/news/currentevents
Navigation

Sentence bonbon après avoir fraudé près de 100 M$

L’un a obtenu l’absolution, l’autre partira en vacances avant sa sentence

En 2012, les policiers avaient démantelé un vaste réseau de fraudeurs par cartes bancaires à l’échelle internationale, dont le 
montant de la fraude était évalué à près de 100 millions $. Au total, 61 mandats d’arrestation avaient été lancés.
Photo d’archives En 2012, les policiers avaient démantelé un vaste réseau de fraudeurs par cartes bancaires à l’échelle internationale, dont le montant de la fraude était évalué à près de 100 millions $. Au total, 61 mandats d’arrestation avaient été lancés.

Coup d'oeil sur cet article

Deux membres d’un vaste réseau de fraudeurs par carte bancaire qui auraient empoché près de 100 millions $ ont plaidé coupables, mais ils éviteront la prison, l’un d’eux obtenant même l’absolution.

« Malgré le plaidoyer de culpabilité, c’est un honnête homme », a assuré l’avocat Richard Brouillard, en parlant de son client Ibrahim Abdallah Ibrahim.

L’autre accusé dans cette affaire, Pierre-André Casseus, se serait quant à lui réhabilité, au point que la Couronne a accepté qu’il puisse partir en vacances hors du pays avant de recevoir sa sentence en mars.

Ibrahim et Casseus, respectivement âgés de 67 et 36 ans, ont avoué avoir fait partie d’un réseau sophistiqué qui opérait à l’échelle internationale. Selon ce que les autorités avaient affirmé à l’époque des arrestations en 2012, le groupe se spécialisait en cartes clonées.

Les fraudeurs subtilisaient les terminaux de points de vente pour les remplacer par des faux. Ils auraient ensuite installé des dispositifs de clonage pour réinstaller les terminaux le lendemain, ce qui leur permettait de télécharger les données des cartes bancaires des clients des commerces.

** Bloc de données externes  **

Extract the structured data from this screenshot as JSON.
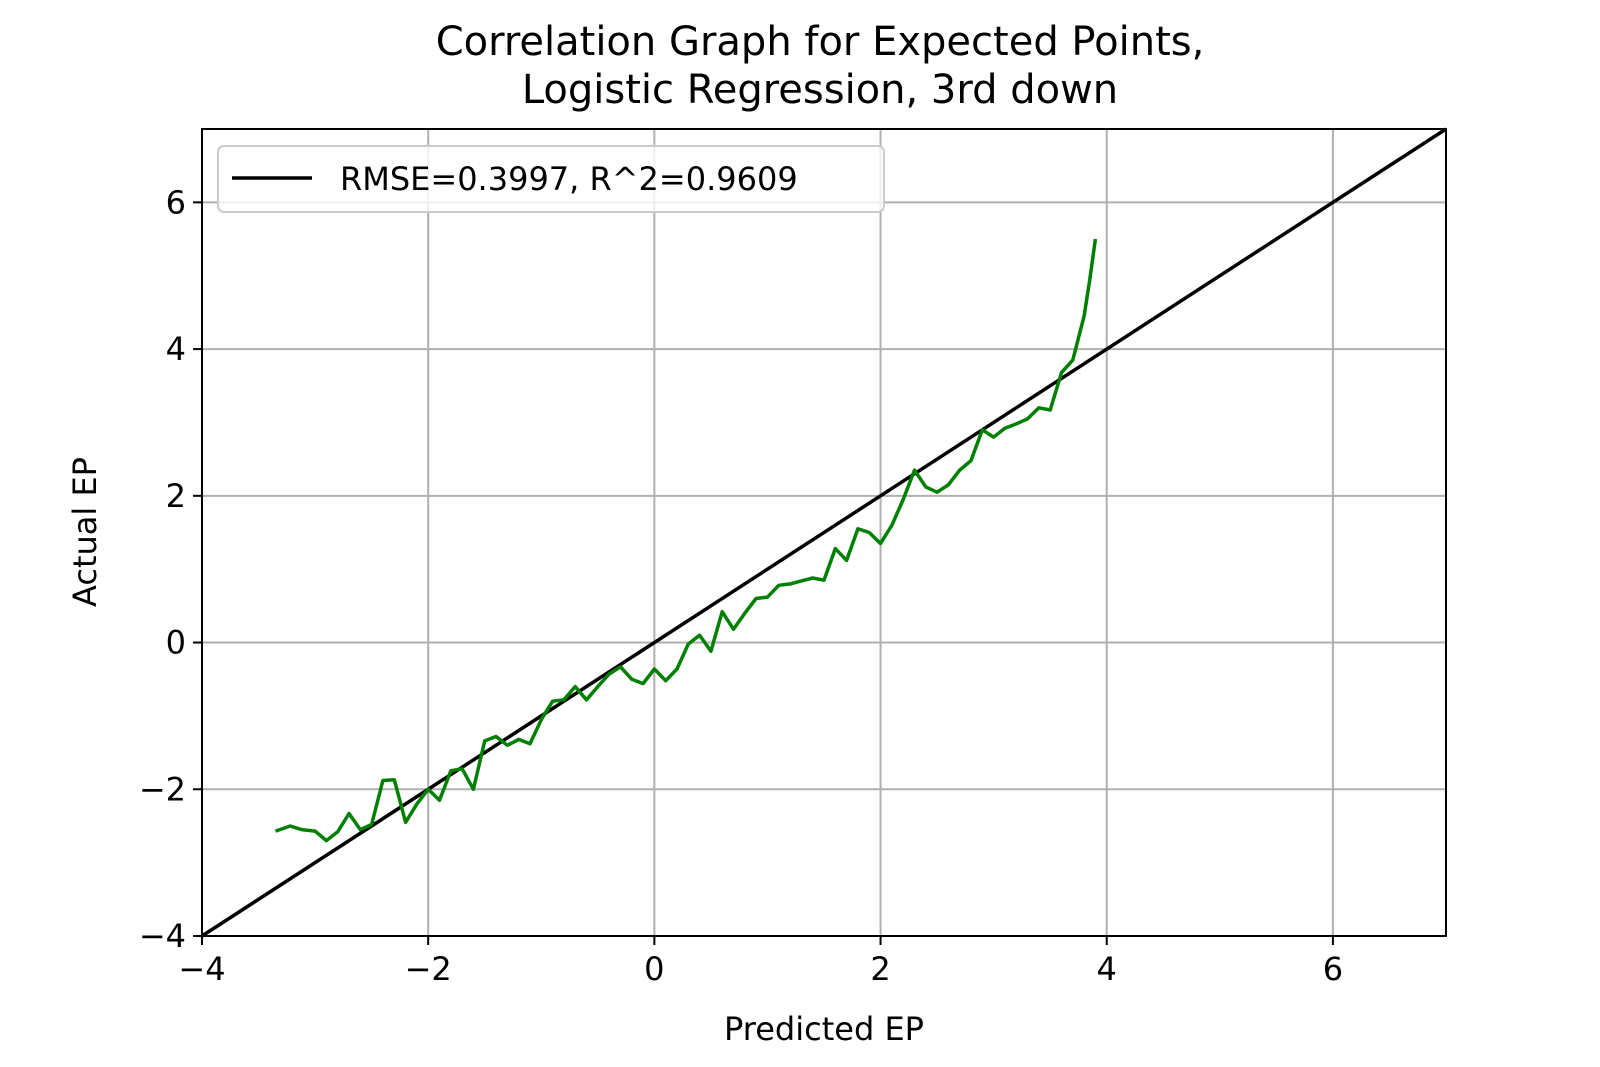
{
  "chart_data": {
    "type": "line",
    "title_lines": [
      "Correlation Graph for Expected Points,",
      "Logistic Regression, 3rd down"
    ],
    "xlabel": "Predicted EP",
    "ylabel": "Actual EP",
    "xlim": [
      -4,
      7
    ],
    "ylim": [
      -4,
      7
    ],
    "xticks": [
      -4,
      -2,
      0,
      2,
      4,
      6
    ],
    "yticks": [
      -4,
      -2,
      0,
      2,
      4,
      6
    ],
    "xtick_labels": [
      "−4",
      "−2",
      "0",
      "2",
      "4",
      "6"
    ],
    "ytick_labels": [
      "−4",
      "−2",
      "0",
      "2",
      "4",
      "6"
    ],
    "grid": true,
    "legend_position": "top-left",
    "series": [
      {
        "name": "RMSE=0.3997, R^2=0.9609",
        "color": "#000000",
        "style": "line",
        "x": [
          -4,
          7
        ],
        "y": [
          -4,
          7
        ]
      },
      {
        "name": "",
        "color": "#008000",
        "style": "line",
        "x": [
          -3.35,
          -3.22,
          -3.12,
          -3.0,
          -2.9,
          -2.8,
          -2.7,
          -2.6,
          -2.5,
          -2.4,
          -2.3,
          -2.2,
          -2.1,
          -2.0,
          -1.9,
          -1.8,
          -1.7,
          -1.6,
          -1.5,
          -1.4,
          -1.3,
          -1.2,
          -1.1,
          -1.0,
          -0.9,
          -0.8,
          -0.7,
          -0.6,
          -0.5,
          -0.4,
          -0.3,
          -0.2,
          -0.1,
          0.0,
          0.1,
          0.2,
          0.3,
          0.4,
          0.5,
          0.6,
          0.7,
          0.8,
          0.9,
          1.0,
          1.1,
          1.2,
          1.3,
          1.4,
          1.5,
          1.6,
          1.7,
          1.8,
          1.9,
          2.0,
          2.1,
          2.2,
          2.3,
          2.4,
          2.5,
          2.6,
          2.7,
          2.8,
          2.9,
          3.0,
          3.1,
          3.2,
          3.3,
          3.4,
          3.5,
          3.6,
          3.7,
          3.8,
          3.85,
          3.9
        ],
        "y": [
          -2.57,
          -2.5,
          -2.55,
          -2.57,
          -2.7,
          -2.58,
          -2.33,
          -2.55,
          -2.48,
          -1.88,
          -1.87,
          -2.45,
          -2.2,
          -2.0,
          -2.15,
          -1.75,
          -1.72,
          -2.0,
          -1.34,
          -1.28,
          -1.4,
          -1.32,
          -1.38,
          -1.05,
          -0.8,
          -0.78,
          -0.6,
          -0.78,
          -0.6,
          -0.43,
          -0.33,
          -0.5,
          -0.56,
          -0.36,
          -0.52,
          -0.36,
          -0.02,
          0.1,
          -0.12,
          0.42,
          0.18,
          0.4,
          0.6,
          0.62,
          0.78,
          0.8,
          0.84,
          0.88,
          0.85,
          1.28,
          1.12,
          1.55,
          1.5,
          1.35,
          1.6,
          1.95,
          2.35,
          2.12,
          2.05,
          2.15,
          2.35,
          2.48,
          2.9,
          2.8,
          2.92,
          2.98,
          3.05,
          3.2,
          3.17,
          3.68,
          3.85,
          4.45,
          4.95,
          5.5
        ]
      }
    ]
  }
}
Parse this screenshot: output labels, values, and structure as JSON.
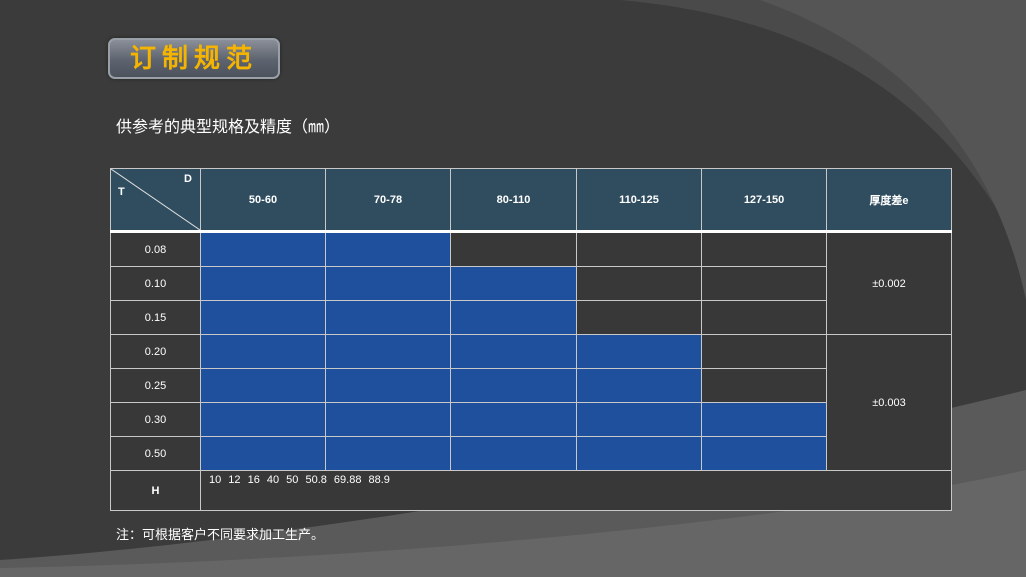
{
  "title": "订制规范",
  "subtitle": "供参考的典型规格及精度（㎜）",
  "table": {
    "corner_row_label": "T",
    "corner_col_label": "D",
    "columns": [
      "50-60",
      "70-78",
      "80-110",
      "110-125",
      "127-150"
    ],
    "tolerance_header": "厚度差e",
    "rows": [
      {
        "t": "0.08",
        "filled": 2
      },
      {
        "t": "0.10",
        "filled": 3
      },
      {
        "t": "0.15",
        "filled": 3
      },
      {
        "t": "0.20",
        "filled": 4
      },
      {
        "t": "0.25",
        "filled": 4
      },
      {
        "t": "0.30",
        "filled": 5
      },
      {
        "t": "0.50",
        "filled": 5
      }
    ],
    "tolerances": [
      {
        "value": "±0.002",
        "rows": 3
      },
      {
        "value": "±0.003",
        "rows": 4
      }
    ],
    "h_label": "H",
    "h_values": "10   12   16   40   50   50.8   69.88   88.9"
  },
  "note": "注：可根据客户不同要求加工生产。",
  "colors": {
    "fill": "#1f509e",
    "header": "#2f4d5f",
    "title": "#f5b400"
  }
}
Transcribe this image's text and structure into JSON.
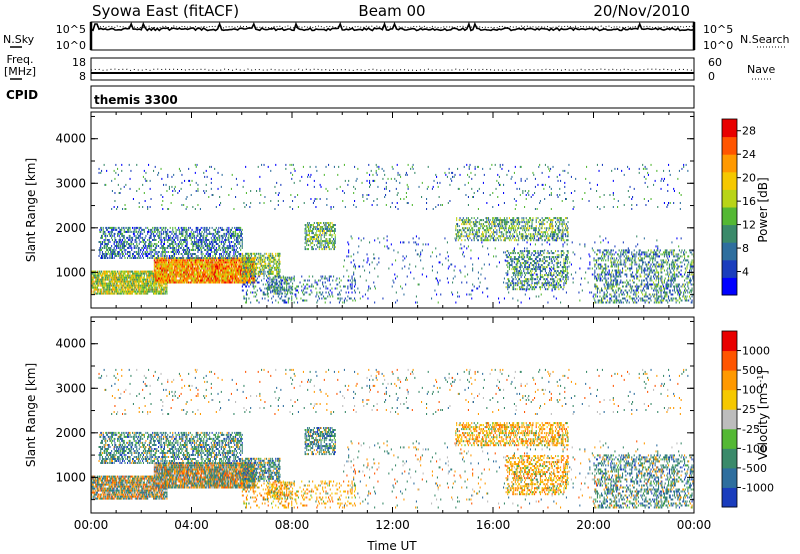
{
  "header": {
    "station": "Syowa East (fitACF)",
    "beam": "Beam 00",
    "date": "20/Nov/2010"
  },
  "top_panel": {
    "left_label": "N.Sky",
    "right_label": "N.Search",
    "left_ticks": [
      "10^5",
      "10^0"
    ],
    "right_ticks": [
      "10^5",
      "10^0"
    ]
  },
  "freq_panel": {
    "left_label_1": "Freq.",
    "left_label_2": "[MHz]",
    "right_label": "Nave",
    "left_ticks": [
      "18",
      "8"
    ],
    "right_ticks": [
      "60",
      "0"
    ]
  },
  "cpid": {
    "label": "CPID",
    "program": "themis 3300"
  },
  "chart_data": [
    {
      "type": "heatmap",
      "quantity": "Power",
      "ylabel": "Slant Range [km]",
      "x_ticks": [
        "00:00",
        "04:00",
        "08:00",
        "12:00",
        "16:00",
        "20:00",
        "00:00"
      ],
      "xlim": [
        0,
        24
      ],
      "y_ticks": [
        "1000",
        "2000",
        "3000",
        "4000"
      ],
      "ylim": [
        200,
        4600
      ],
      "colorbar": {
        "title": "Power [dB]",
        "tick_labels": [
          "4",
          "8",
          "12",
          "16",
          "20",
          "24",
          "28"
        ],
        "range": [
          0,
          30
        ],
        "colors": [
          "#0000ff",
          "#1a3dbd",
          "#2e6e9e",
          "#3a8a6a",
          "#54b834",
          "#b8d418",
          "#f5c800",
          "#ff9900",
          "#ff5500",
          "#e80000"
        ]
      }
    },
    {
      "type": "heatmap",
      "quantity": "Velocity",
      "ylabel": "Slant Range [km]",
      "xlabel": "Time UT",
      "x_ticks": [
        "00:00",
        "04:00",
        "08:00",
        "12:00",
        "16:00",
        "20:00",
        "00:00"
      ],
      "xlim": [
        0,
        24
      ],
      "y_ticks": [
        "1000",
        "2000",
        "3000",
        "4000"
      ],
      "ylim": [
        200,
        4600
      ],
      "colorbar": {
        "title_main": "Velocity",
        "title_unit": "[m s",
        "title_sup": "-1",
        "title_close": "]",
        "tick_labels": [
          "1000",
          "500",
          "100",
          "25",
          "-25",
          "-100",
          "-500",
          "-1000"
        ],
        "colors": [
          "#1a3dbd",
          "#2e6e9e",
          "#3a8a6a",
          "#54b834",
          "#bdbdbd",
          "#f5c800",
          "#ff9900",
          "#ff5500",
          "#e80000"
        ]
      }
    }
  ]
}
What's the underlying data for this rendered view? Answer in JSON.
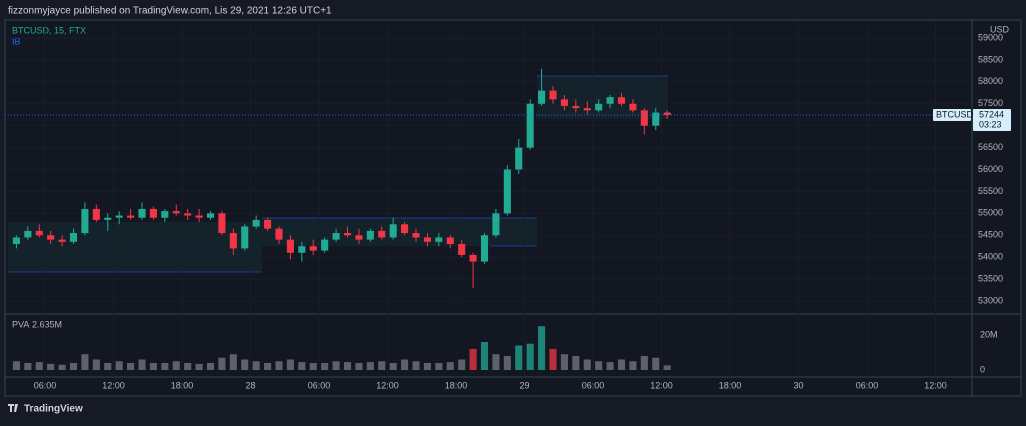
{
  "header": {
    "text": "fizzonmyjayce published on TradingView.com, Lis 29, 2021 12:26 UTC+1"
  },
  "chart_data": {
    "type": "candlestick",
    "symbol_label": "BTCUSD, 15, FTX",
    "indicator": "IB",
    "currency": "USD",
    "up_color": "#22ab94",
    "down_color": "#f23645",
    "x": [
      3,
      4,
      5,
      6,
      7,
      8,
      9,
      10,
      11,
      12,
      13,
      14,
      15,
      16,
      17,
      18,
      19,
      20,
      21,
      22,
      23,
      24,
      25,
      26,
      27,
      28,
      29,
      30,
      31,
      32,
      33,
      34,
      35,
      36,
      37,
      38,
      39,
      40,
      41,
      42,
      43,
      44,
      45,
      46,
      47,
      48,
      49,
      50,
      51,
      52,
      53,
      54,
      55,
      56,
      57,
      58,
      59,
      60
    ],
    "open": [
      54300,
      54450,
      54600,
      54500,
      54400,
      54350,
      54550,
      55100,
      54850,
      54900,
      54950,
      54900,
      55100,
      54900,
      55050,
      55000,
      54950,
      54900,
      55000,
      54550,
      54200,
      54700,
      54850,
      54650,
      54400,
      54100,
      54250,
      54150,
      54400,
      54550,
      54500,
      54400,
      54600,
      54450,
      54750,
      54550,
      54450,
      54350,
      54450,
      54300,
      54050,
      53900,
      54500,
      55000,
      56000,
      56500,
      57500,
      57800,
      57600,
      57450,
      57400,
      57350,
      57500,
      57650,
      57500,
      57350,
      57000,
      57300
    ],
    "high": [
      54500,
      54700,
      54750,
      54600,
      54500,
      54650,
      55250,
      55200,
      55000,
      55050,
      55100,
      55250,
      55150,
      55100,
      55200,
      55100,
      55100,
      55050,
      55050,
      54650,
      54750,
      54950,
      54900,
      54700,
      54500,
      54350,
      54400,
      54450,
      54650,
      54700,
      54650,
      54650,
      54700,
      54900,
      54800,
      54650,
      54550,
      54550,
      54500,
      54400,
      54100,
      54550,
      55100,
      56100,
      56700,
      57600,
      58300,
      57900,
      57700,
      57600,
      57550,
      57600,
      57700,
      57750,
      57600,
      57400,
      57400,
      57350
    ],
    "low": [
      54200,
      54400,
      54450,
      54300,
      54250,
      54300,
      54500,
      54800,
      54600,
      54750,
      54850,
      54850,
      54850,
      54800,
      54950,
      54850,
      54800,
      54850,
      54500,
      54050,
      54150,
      54650,
      54600,
      54300,
      53950,
      53900,
      54050,
      54100,
      54350,
      54450,
      54300,
      54350,
      54400,
      54400,
      54500,
      54350,
      54250,
      54250,
      54200,
      54000,
      53300,
      53850,
      54450,
      54950,
      55900,
      56450,
      57450,
      57500,
      57350,
      57300,
      57250,
      57300,
      57400,
      57450,
      57300,
      56800,
      56900,
      57150
    ],
    "close": [
      54450,
      54600,
      54500,
      54400,
      54350,
      54550,
      55100,
      54850,
      54900,
      54950,
      54900,
      55100,
      54900,
      55050,
      55000,
      54950,
      54900,
      55000,
      54550,
      54200,
      54700,
      54850,
      54650,
      54400,
      54100,
      54250,
      54150,
      54400,
      54550,
      54500,
      54400,
      54600,
      54450,
      54750,
      54550,
      54450,
      54350,
      54450,
      54300,
      54050,
      53900,
      54500,
      55000,
      56000,
      56500,
      57500,
      57800,
      57600,
      57450,
      57400,
      57350,
      57500,
      57650,
      57500,
      57350,
      57000,
      57300,
      57244
    ],
    "xlim": [
      2.5,
      87.2
    ],
    "xticks": [
      {
        "value": 6,
        "label": "06:00"
      },
      {
        "value": 12,
        "label": "12:00"
      },
      {
        "value": 18,
        "label": "18:00"
      },
      {
        "value": 24,
        "label": "28"
      },
      {
        "value": 30,
        "label": "06:00"
      },
      {
        "value": 36,
        "label": "12:00"
      },
      {
        "value": 42,
        "label": "18:00"
      },
      {
        "value": 48,
        "label": "29"
      },
      {
        "value": 54,
        "label": "06:00"
      },
      {
        "value": 60,
        "label": "12:00"
      },
      {
        "value": 66,
        "label": "18:00"
      },
      {
        "value": 72,
        "label": "30"
      },
      {
        "value": 78,
        "label": "06:00"
      },
      {
        "value": 84,
        "label": "12:00"
      }
    ],
    "ylim": [
      52726,
      59411
    ],
    "yticks": [
      53000,
      53500,
      54000,
      54500,
      55000,
      55500,
      56000,
      56500,
      57000,
      57500,
      58000,
      58500,
      59000
    ],
    "last_price_symbol": "BTCUSD",
    "last_price": 57244,
    "countdown": "03:23",
    "volume": {
      "name": "PVA",
      "color": "#787b86",
      "last_label": "2.635M",
      "values": [
        5000000,
        4000000,
        4500000,
        3500000,
        3000000,
        4000000,
        9000000,
        6000000,
        4000000,
        5000000,
        4000000,
        6000000,
        4000000,
        4000000,
        5000000,
        4000000,
        3500000,
        4000000,
        7000000,
        9000000,
        6000000,
        5000000,
        4000000,
        5000000,
        6000000,
        4500000,
        4000000,
        4000000,
        5000000,
        4500000,
        4000000,
        4500000,
        5000000,
        4000000,
        6000000,
        5000000,
        4000000,
        4000000,
        4500000,
        6000000,
        12000000,
        16000000,
        9000000,
        8000000,
        14000000,
        15000000,
        25000000,
        12000000,
        9000000,
        8000000,
        6000000,
        5000000,
        4500000,
        6000000,
        5000000,
        8000000,
        7000000,
        2635000
      ],
      "ylim": [
        -4000000,
        31400000
      ],
      "yticks": [
        0,
        {
          "value": 20000000,
          "label": "20M"
        }
      ]
    }
  },
  "footer": {
    "brand": "TradingView"
  }
}
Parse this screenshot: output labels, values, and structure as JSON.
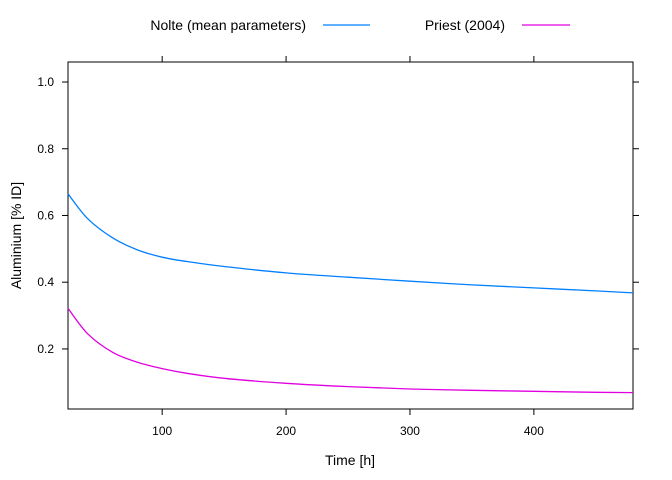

La police avait lancé des mandats d’arrestation contre 61 personnes.

Père « conciliant »

Ibrahim, qui est le père de la tête dirigeante alléguée, a plaidé coupable d’avoir été en possession d’instruments pour fabriquer des cartes clonées. Selon Vicky Pilote-Henry, de la Couronne, il servait de chauffeur de taxi à différents membres de l’organisation.

« Il allait chercher des cartes de crédit pour rendre service à son fils », a-t-elle expliqué à la cour.

L’avocat de la défense a rappelé qu’Ibrahim a depuis perdu son emploi de chauffeur de taxi, et qu’il reconnaissait avoir été « trop conciliant » avec son fils, qui est toujours recherché par les autorités.

Casseus, de son côté, était un fournisseur de fausses identités, qui permettait aux autres membres du groupe de s’adonner à leur gigantesque fraude.

Vacances

Il a plaidé coupable à cinq accusations, dont l’utilisation de fausses cartes de crédit et le fait d’avoir distribué des renseignements en sachant qu’ils seraient utilisés pour commettre un acte criminel.

Son avocate, Roucha Oshriyeh, a annoncé une entente pour qu’il soit condamné à un sursis de neuf mois assorti d’un couvre-feu. Mais la sentence sera prononcée après ses vacances.

Le tribunal a donc accepté de lever la condition de Casseus lui interdisant d’avoir un passeport et de quitter le Canada.

À la fin de l’audience, la Couronne a expliqué que les délais dans ce dossier, qui date de 2012, avaient joué un rôle dans l’entente avec la défense.